Sports Is Next

It was unthinkable back in 1996 when the Telecommunications Act was enacted to usher in consolidation that radio would actually recede as an industry ten years later. No one would believe that TV, having survived cable competition, would be taken on by YouTube. Wasn't MTV high and mighty with youth? Who could have known even MTV would struggle with its online reason for being. Everyone seemed to know that newspapers were dying -- thirty years ago -- but why can't they see that online is today's news print and integrity covers a multitude of sins. Well, the unthinkable is going to happen again and it pains me to say it. Sports is going to be in trouble. Yes, football, basketball, baseball and hockey -- (well, hockey has always been in trouble except in Canada and with 18,000 season ticket holders in NHL franchise cities). The generation that has been redefining mass media shows signs that it may be doing the same for sports.
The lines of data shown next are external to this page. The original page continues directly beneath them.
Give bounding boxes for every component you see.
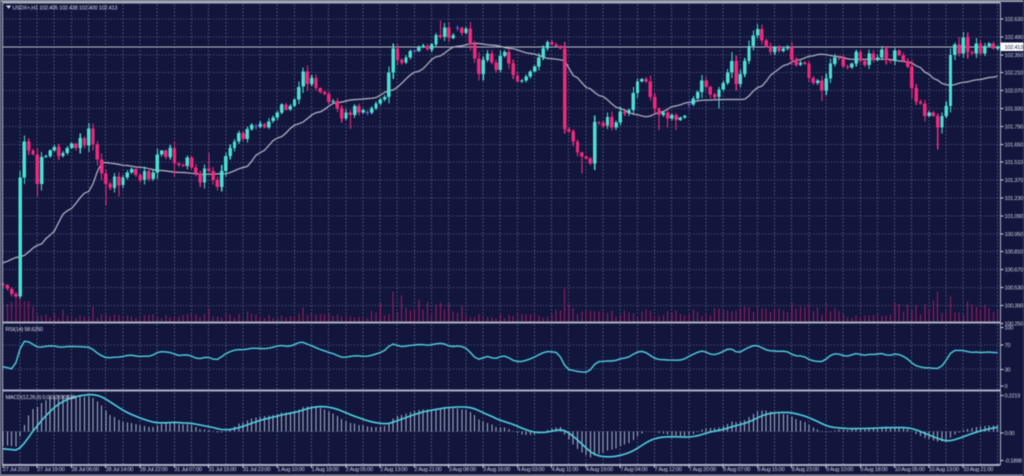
svg-text:1 Aug 10:00: 1 Aug 10:00 xyxy=(277,467,304,473)
svg-text:101.510: 101.510 xyxy=(1005,160,1024,166)
svg-text:100.810: 100.810 xyxy=(1005,250,1024,256)
svg-text:102.413: 102.413 xyxy=(1005,45,1024,51)
svg-text:28 Jul 06:00: 28 Jul 06:00 xyxy=(71,467,99,473)
svg-text:3 Aug 16:00: 3 Aug 16:00 xyxy=(483,467,510,473)
svg-text:0.00: 0.00 xyxy=(1005,431,1015,437)
svg-text:101.090: 101.090 xyxy=(1005,214,1024,220)
svg-text:100.390: 100.390 xyxy=(1005,303,1024,309)
svg-text:102.630: 102.630 xyxy=(1005,17,1024,23)
svg-text:100: 100 xyxy=(1005,326,1014,332)
svg-text:101.930: 101.930 xyxy=(1005,107,1024,113)
svg-text:7 Aug 04:00: 7 Aug 04:00 xyxy=(620,467,647,473)
svg-text:10 Aug 05:00: 10 Aug 05:00 xyxy=(895,467,925,473)
svg-text:4 Aug 19:00: 4 Aug 19:00 xyxy=(586,467,613,473)
svg-text:101.650: 101.650 xyxy=(1005,142,1024,148)
svg-text:4 Aug 11:00: 4 Aug 11:00 xyxy=(552,467,579,473)
svg-text:10 Aug 13:00: 10 Aug 13:00 xyxy=(929,467,959,473)
svg-text:7 Aug 20:00: 7 Aug 20:00 xyxy=(689,467,716,473)
svg-text:8 Aug 15:00: 8 Aug 15:00 xyxy=(757,467,784,473)
svg-text:102.350: 102.350 xyxy=(1005,53,1024,59)
svg-text:101.230: 101.230 xyxy=(1005,196,1024,202)
svg-text:0: 0 xyxy=(1005,384,1008,390)
svg-text:9 Aug 10:00: 9 Aug 10:00 xyxy=(826,467,853,473)
svg-text:101.790: 101.790 xyxy=(1005,124,1024,130)
svg-text:MACD(12,26,9) 0.0612 0.0328: MACD(12,26,9) 0.0612 0.0328 xyxy=(6,395,76,401)
svg-text:31 Jul 15:00: 31 Jul 15:00 xyxy=(209,467,237,473)
svg-text:2 Aug 05:00: 2 Aug 05:00 xyxy=(346,467,373,473)
svg-text:101.370: 101.370 xyxy=(1005,178,1024,184)
svg-text:RSI(14) 58.6250: RSI(14) 58.6250 xyxy=(6,327,43,333)
svg-text:70: 70 xyxy=(1005,343,1011,349)
svg-text:30: 30 xyxy=(1005,368,1011,374)
svg-text:28 Jul 14:00: 28 Jul 14:00 xyxy=(106,467,134,473)
svg-text:100.950: 100.950 xyxy=(1005,232,1024,238)
svg-text:27 Jul 2023: 27 Jul 2023 xyxy=(3,467,29,473)
svg-text:100.530: 100.530 xyxy=(1005,286,1024,292)
svg-text:100.250: 100.250 xyxy=(1005,321,1024,327)
svg-text:3 Aug 08:00: 3 Aug 08:00 xyxy=(449,467,476,473)
svg-text:2 Aug 21:00: 2 Aug 21:00 xyxy=(414,467,441,473)
svg-text:9 Aug 18:00: 9 Aug 18:00 xyxy=(860,467,887,473)
svg-text:10 Aug 21:00: 10 Aug 21:00 xyxy=(963,467,993,473)
svg-text:102.490: 102.490 xyxy=(1005,35,1024,41)
svg-text:2 Aug 13:00: 2 Aug 13:00 xyxy=(380,467,407,473)
svg-text:8 Aug 07:00: 8 Aug 07:00 xyxy=(723,467,750,473)
svg-text:27 Jul 19:00: 27 Jul 19:00 xyxy=(37,467,65,473)
svg-text:USDX+,H1 102.405 102.438 102.: USDX+,H1 102.405 102.438 102.400 102.413 xyxy=(13,5,118,11)
svg-text:31 Jul 23:00: 31 Jul 23:00 xyxy=(243,467,271,473)
svg-text:0.2219: 0.2219 xyxy=(1005,394,1021,400)
svg-text:1 Aug 18:00: 1 Aug 18:00 xyxy=(312,467,339,473)
svg-text:7 Aug 12:00: 7 Aug 12:00 xyxy=(655,467,682,473)
svg-text:31 Jul 07:00: 31 Jul 07:00 xyxy=(174,467,202,473)
svg-text:102.070: 102.070 xyxy=(1005,89,1024,95)
svg-text:-0.1898: -0.1898 xyxy=(1005,459,1022,465)
svg-text:100.670: 100.670 xyxy=(1005,268,1024,274)
svg-text:8 Aug 23:00: 8 Aug 23:00 xyxy=(792,467,819,473)
svg-text:28 Jul 22:00: 28 Jul 22:00 xyxy=(140,467,168,473)
svg-text:102.210: 102.210 xyxy=(1005,71,1024,77)
svg-text:4 Aug 03:00: 4 Aug 03:00 xyxy=(517,467,544,473)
The World Series that just ended -- the lowest ratings to date superseding last year's dubious distinction. What may be happening is that an interactive generation may have trouble sitting in seats as spectators. They may have trouble sitting period. This generation -- the one that wants to program its own music on iPods and produce its own video for YouTube -- wants to play not watch. Organized sports may always be around just as radio will likely be. But nobody says major league sports is going to be a growth business in ten years. What will be is gaming. If I'm the NFL, I'm going to set up football franchises for online players and manage the virtual competition. If they ignore the mounting evidence, they do so at their own peril. All the marketing geniuses in the world won't be able to stop a generation that has proven they will not side idly by on the sidelines.